After five years of waiting, the Constitutional Court of Uganda has finally begun to hear a landmark case challenging the overly broad and draconian provisions of the HIV and AIDS Prevention and Control Act of 2014.
Constitutional Court Judge Christopher Izama Madrama has instructed the Attorney General of the Government of Uganda to submit a formal reply to the HIV Constitutional Petition No. 4 of 2016, after it came up for mention in the Court on August 12th, 2021.
The petition, by a coalition of HIV, human rights, and LGBTQ organisations, seeks for the removal of three problematic clauses in the HIV Prevention and Control Act which was passed on May 13, 2014 by the Ugandan Parliament.
The Act allows for stringent punishments for the vague ‘crimes’ of attempted and intentional HIV transmission. The other problematic provisions in the Act are mandatory HIV testing for pregnant women and their partners and allowing medical providers to disclose a patient’s HIV status to others without consent.

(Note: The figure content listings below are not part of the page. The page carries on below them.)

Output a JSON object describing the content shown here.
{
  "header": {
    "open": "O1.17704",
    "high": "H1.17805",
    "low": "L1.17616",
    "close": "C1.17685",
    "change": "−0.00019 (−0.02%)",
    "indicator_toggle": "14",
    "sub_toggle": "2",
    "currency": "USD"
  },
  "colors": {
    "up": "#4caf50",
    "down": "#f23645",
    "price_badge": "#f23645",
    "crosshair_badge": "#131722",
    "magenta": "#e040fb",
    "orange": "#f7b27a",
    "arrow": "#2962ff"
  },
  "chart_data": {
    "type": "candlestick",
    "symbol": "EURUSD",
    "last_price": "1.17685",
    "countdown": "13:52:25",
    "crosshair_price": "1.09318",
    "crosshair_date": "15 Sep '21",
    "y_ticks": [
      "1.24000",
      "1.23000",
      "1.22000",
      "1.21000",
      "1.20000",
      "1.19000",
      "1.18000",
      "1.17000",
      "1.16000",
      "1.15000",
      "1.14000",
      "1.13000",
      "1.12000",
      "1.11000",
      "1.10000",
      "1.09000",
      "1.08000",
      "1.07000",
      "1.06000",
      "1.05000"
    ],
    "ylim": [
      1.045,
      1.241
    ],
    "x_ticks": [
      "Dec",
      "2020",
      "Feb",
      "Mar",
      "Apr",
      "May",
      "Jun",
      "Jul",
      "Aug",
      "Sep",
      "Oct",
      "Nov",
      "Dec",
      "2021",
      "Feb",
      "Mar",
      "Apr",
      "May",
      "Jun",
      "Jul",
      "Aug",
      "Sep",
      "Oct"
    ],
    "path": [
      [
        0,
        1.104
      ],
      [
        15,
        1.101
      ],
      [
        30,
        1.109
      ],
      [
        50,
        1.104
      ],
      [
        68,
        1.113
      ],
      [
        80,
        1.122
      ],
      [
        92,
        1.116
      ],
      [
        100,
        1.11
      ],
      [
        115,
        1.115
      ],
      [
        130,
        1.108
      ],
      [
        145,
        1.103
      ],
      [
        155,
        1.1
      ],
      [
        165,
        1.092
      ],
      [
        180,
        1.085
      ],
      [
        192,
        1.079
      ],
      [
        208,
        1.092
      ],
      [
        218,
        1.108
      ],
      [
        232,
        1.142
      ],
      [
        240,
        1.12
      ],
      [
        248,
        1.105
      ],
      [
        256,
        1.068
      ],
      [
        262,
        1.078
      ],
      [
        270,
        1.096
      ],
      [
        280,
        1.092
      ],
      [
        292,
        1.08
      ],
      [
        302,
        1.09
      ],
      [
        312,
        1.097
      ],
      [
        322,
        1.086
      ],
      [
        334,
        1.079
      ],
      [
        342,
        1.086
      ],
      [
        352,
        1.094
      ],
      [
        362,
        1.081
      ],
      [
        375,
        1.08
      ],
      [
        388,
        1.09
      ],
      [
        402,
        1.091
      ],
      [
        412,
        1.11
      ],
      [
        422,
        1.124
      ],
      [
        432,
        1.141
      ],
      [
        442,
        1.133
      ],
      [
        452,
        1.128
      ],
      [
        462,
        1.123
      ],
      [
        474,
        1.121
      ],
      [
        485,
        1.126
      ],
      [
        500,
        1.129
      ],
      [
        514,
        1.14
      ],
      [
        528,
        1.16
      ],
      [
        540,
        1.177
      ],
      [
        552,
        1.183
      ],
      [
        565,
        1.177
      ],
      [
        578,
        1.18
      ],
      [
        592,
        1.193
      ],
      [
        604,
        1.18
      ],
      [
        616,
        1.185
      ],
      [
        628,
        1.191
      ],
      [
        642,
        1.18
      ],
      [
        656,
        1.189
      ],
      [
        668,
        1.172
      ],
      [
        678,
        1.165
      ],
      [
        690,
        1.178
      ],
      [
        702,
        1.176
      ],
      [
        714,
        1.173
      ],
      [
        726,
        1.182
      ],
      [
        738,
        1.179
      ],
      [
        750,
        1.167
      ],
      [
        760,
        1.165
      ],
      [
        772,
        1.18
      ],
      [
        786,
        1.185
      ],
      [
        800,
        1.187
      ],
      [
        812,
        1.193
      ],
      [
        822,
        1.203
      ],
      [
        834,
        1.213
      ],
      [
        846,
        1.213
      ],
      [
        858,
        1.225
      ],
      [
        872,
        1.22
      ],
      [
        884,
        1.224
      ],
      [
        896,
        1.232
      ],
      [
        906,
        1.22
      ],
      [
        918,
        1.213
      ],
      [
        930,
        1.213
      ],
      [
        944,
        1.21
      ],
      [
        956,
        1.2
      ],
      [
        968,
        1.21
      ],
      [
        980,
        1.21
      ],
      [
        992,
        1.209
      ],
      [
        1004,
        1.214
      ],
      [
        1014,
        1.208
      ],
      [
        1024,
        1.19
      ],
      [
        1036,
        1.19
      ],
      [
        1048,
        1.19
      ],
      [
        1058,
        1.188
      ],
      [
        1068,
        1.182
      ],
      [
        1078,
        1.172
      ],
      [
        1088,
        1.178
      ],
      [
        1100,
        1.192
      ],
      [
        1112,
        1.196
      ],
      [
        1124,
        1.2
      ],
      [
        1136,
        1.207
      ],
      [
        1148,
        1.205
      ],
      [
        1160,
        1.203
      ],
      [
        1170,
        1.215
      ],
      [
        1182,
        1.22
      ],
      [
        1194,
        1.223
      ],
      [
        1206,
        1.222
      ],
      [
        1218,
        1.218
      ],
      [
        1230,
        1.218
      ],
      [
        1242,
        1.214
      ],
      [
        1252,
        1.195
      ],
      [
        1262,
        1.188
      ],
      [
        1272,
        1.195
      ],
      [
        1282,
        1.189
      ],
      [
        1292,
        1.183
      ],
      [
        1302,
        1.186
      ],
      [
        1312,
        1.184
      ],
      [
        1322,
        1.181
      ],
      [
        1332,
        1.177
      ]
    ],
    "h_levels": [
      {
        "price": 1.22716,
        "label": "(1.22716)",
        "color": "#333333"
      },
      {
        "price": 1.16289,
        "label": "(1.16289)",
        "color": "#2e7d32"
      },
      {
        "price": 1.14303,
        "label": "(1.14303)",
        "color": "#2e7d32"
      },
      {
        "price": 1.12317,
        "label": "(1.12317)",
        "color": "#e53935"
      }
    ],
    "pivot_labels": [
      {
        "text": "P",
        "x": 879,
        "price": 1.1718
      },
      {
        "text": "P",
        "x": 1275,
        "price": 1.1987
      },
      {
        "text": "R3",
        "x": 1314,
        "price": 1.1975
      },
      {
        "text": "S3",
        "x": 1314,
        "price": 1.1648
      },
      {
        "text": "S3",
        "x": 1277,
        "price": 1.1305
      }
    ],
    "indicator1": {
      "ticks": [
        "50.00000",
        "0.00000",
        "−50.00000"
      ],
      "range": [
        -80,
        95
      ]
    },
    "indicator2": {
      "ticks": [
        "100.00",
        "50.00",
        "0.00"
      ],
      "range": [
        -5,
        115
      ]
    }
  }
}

The Act’s problematic provisions have been known to have been used in a broad range of circumstances, including the arrest, conviction, and acquittal of a nurse wrongfully convicted of injecting a baby with HIV-infected blood and the charging of two different women for exposing an infant to HIV via breastfeeding.
This is the one of three pieces of good news from Uganda this week.
Earlier this year, HJN joined other civil society and human rights organisations in condemning the passage of Uganda’s Sexual Offences Bill which would have negatively impacted sex workers, the LGBTQ communities, and people living with HIV.
The Bill defined rape as ‘misrepresentation’, running the very real risk of being interpreted by the criminal legal system as HIV status non-disclosure. If the accused was found to be living with HIV, this would have resulted in the death penalty.
However, last week it was reported that President Museveni declined to sign the Bill into law, saying many provisions are redundant and already provided for in other laws.
In addition, last week Uganda’s Constitutional Court scrapped a controversial anti-pornography law whose provisions included a ban on women wearing miniskirts in public saying the law was “inconsistent with or in contravention of the constitution of the Republic of Uganda.”